Day 2 of our trip was much different than the first. We started off again with driving from our hotel in Summersville, West Virginia and drove all the way to Savannah, Georgia. After driving for about 8 hours we got to Oglethorpe Speedway and got caught up with a couple of Canadian buddies. We unloaded the trailer and prepared ourselves for the first practice of the day.
The first session went alright, I was trying to shake some of the rust off and get used to riding again as well as getting used to a new track and breaking in a new motor. After the end of first practice I soon realized why we flat trackers must be in tip top shape as my left leg felt like it weighed 500 pounds (due to the steel boot we ride with)! I rolled into the pits and had a brief discussion with the family before I ‘got into the zone’, you could say, and started to focus on what I was going to try in the next practice session.
The world’s only one-armed flat track racer (to our knowledge), Jason Griffin, was in Savannah prepping for Daytona.
Session 2 got underway and as expected I got a little faster. I didn’t notice it until I was out there but some of the best American Pro riders came out onto the track with me. It was cool riding with them and to be able to look back and see some there whether they were about to lap me or not. When that session was over I sat back at my pit staring at my bike when another racer came up to me asking me for a couple bike tips and tricks as he also was on a Kawasaki.
The whole program was rushed as they wanted us to get as many sessions in as possible so before I knew it it was time to go back to staging and get ready to go out for my 3rd session. I got a little bit faster again even after having a close call with one of the riders on the front straight at 90+ MPH. Right after I got off the track I had to give my steel shoe to my dad to take to a welder at the track named Gary Kinzler from Lightshoe. He made some minor repairs to my slightly damaged steel shoe from countless laps. He did a great job, and it was very much appreciated – because as any flat tracker will tell you, a steel shoe is essential to race.
On-site welder Gary Kinzler makes repairs to Braden’s steel shoe.
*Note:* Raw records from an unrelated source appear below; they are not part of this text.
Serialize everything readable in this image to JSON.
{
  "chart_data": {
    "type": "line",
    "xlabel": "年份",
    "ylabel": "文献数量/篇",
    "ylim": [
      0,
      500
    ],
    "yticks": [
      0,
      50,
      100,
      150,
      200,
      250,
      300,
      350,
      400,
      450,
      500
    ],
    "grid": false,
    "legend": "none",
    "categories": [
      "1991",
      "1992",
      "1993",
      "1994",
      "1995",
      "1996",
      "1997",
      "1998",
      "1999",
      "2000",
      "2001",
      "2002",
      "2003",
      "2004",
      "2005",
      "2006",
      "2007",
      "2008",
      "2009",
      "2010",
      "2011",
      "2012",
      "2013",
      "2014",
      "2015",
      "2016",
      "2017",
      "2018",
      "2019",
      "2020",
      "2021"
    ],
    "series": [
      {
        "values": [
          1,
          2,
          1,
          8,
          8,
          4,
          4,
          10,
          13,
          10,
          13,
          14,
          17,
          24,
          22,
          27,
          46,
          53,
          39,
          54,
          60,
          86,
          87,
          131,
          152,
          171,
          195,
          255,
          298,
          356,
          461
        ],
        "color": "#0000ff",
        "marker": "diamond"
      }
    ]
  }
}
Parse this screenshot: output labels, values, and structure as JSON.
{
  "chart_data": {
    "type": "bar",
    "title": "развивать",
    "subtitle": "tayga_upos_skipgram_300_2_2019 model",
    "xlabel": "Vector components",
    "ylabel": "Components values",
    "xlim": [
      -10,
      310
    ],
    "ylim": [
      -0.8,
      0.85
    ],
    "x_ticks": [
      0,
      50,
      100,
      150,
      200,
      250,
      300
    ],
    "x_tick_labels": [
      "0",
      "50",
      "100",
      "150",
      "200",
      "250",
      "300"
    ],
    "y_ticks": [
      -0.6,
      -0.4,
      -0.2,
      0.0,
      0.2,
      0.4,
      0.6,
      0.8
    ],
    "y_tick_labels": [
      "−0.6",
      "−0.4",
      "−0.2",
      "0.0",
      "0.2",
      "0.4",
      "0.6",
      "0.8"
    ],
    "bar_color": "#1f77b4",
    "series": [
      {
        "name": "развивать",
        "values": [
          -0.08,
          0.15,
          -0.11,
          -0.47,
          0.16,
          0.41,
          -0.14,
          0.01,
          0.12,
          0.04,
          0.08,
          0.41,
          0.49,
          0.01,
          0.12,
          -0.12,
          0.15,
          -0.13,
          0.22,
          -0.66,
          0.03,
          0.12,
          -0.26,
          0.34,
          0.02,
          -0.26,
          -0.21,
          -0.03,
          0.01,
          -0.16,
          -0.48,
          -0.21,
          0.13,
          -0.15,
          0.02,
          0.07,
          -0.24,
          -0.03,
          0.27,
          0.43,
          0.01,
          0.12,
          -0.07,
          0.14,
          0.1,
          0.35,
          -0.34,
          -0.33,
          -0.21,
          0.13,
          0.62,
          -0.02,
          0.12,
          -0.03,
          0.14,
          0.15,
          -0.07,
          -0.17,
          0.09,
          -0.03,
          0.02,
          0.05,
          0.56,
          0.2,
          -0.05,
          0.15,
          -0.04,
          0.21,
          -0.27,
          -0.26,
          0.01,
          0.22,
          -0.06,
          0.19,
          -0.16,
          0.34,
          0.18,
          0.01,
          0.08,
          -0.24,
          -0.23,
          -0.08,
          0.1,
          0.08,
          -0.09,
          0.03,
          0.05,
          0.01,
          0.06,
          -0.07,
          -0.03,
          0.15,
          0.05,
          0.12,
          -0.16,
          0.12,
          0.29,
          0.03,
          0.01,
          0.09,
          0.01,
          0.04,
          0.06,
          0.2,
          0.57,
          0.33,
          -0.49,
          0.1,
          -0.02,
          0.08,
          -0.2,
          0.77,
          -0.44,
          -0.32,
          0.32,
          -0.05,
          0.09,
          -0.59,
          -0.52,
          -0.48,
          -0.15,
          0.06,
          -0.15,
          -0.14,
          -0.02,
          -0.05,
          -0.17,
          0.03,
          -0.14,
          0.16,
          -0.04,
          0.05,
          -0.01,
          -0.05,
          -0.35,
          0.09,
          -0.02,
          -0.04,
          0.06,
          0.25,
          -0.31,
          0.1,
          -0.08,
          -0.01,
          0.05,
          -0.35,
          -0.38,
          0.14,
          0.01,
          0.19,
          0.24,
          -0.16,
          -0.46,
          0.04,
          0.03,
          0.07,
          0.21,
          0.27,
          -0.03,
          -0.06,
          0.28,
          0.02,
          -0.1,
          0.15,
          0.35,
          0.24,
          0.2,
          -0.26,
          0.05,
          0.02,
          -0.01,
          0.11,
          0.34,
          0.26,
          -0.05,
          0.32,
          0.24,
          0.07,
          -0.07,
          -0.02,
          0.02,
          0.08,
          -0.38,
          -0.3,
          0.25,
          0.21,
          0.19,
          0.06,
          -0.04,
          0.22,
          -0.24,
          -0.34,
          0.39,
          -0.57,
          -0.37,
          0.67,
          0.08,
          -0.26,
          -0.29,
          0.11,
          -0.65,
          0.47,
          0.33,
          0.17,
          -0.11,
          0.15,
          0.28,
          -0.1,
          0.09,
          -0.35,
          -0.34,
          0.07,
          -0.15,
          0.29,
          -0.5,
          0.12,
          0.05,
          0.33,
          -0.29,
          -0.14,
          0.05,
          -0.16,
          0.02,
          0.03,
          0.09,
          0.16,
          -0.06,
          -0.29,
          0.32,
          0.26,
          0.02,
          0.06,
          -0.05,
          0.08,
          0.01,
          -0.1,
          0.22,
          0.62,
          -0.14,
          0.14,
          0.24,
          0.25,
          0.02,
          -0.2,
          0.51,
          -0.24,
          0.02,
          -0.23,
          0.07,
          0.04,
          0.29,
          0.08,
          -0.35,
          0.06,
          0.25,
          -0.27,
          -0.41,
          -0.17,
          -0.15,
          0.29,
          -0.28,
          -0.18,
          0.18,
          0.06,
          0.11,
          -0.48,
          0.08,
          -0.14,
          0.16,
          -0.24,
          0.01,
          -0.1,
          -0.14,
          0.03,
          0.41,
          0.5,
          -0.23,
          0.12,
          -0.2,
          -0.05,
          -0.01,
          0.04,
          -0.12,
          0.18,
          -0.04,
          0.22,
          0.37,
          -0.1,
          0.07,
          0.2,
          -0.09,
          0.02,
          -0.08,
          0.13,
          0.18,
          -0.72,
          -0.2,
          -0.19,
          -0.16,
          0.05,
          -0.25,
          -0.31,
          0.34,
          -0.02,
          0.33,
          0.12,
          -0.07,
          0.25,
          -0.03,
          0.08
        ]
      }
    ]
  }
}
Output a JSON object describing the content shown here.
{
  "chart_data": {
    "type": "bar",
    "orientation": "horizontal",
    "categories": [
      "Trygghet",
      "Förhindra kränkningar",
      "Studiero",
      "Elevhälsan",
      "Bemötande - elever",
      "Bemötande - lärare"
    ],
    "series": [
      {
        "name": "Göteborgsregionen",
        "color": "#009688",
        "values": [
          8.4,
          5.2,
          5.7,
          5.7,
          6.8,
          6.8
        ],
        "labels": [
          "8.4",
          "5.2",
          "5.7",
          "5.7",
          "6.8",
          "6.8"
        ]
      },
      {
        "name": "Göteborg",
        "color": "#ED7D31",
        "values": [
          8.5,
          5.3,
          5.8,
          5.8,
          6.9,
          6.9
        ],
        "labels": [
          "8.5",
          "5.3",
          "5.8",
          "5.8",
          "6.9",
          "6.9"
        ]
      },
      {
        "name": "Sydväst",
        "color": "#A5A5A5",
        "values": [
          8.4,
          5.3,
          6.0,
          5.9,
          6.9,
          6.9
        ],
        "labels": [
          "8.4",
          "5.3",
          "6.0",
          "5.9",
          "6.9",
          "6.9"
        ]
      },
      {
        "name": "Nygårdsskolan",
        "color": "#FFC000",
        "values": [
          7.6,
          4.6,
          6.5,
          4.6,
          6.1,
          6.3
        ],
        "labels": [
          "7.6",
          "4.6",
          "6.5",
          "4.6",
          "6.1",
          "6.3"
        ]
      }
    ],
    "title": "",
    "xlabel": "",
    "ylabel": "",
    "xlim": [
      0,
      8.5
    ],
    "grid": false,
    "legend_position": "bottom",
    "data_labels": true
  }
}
My 4th and final session got underway as I went up to staging by myself. Not knowing what to do I slowly drove onto the track and was then flagged to start my session and to pick up speed. After a lap or so it became apparent that I was in fact the only rider on the track, as everyone else had called it a day. It was by far my fastest and most comfortable session of the day even though I was by alone. I was able to ride wherever I wanted and not have to worry about being in anybody’s way or trying to avoid slower traffic. I think it will really pay off at tomorrow’s race getting that last session of the day in.
A flattering moment for young Braden, posing with flat track legend Chris Carr.
Tomorrow, the 8th of March we will be racing at the same track in Savannah, and I am really excited. I felt pretty comfortable at the end of practice and I think tomorrow I will continue to get faster. Before the race tomorrow I am going out for breakfast as well as going go-karting with my fellow Canadian Shane Corbeil. It should be entertaining to have some nice battles on the go-kart track and then hopefully on the race track!
I look forward to my first race of the year and can’t wait to share my results with you.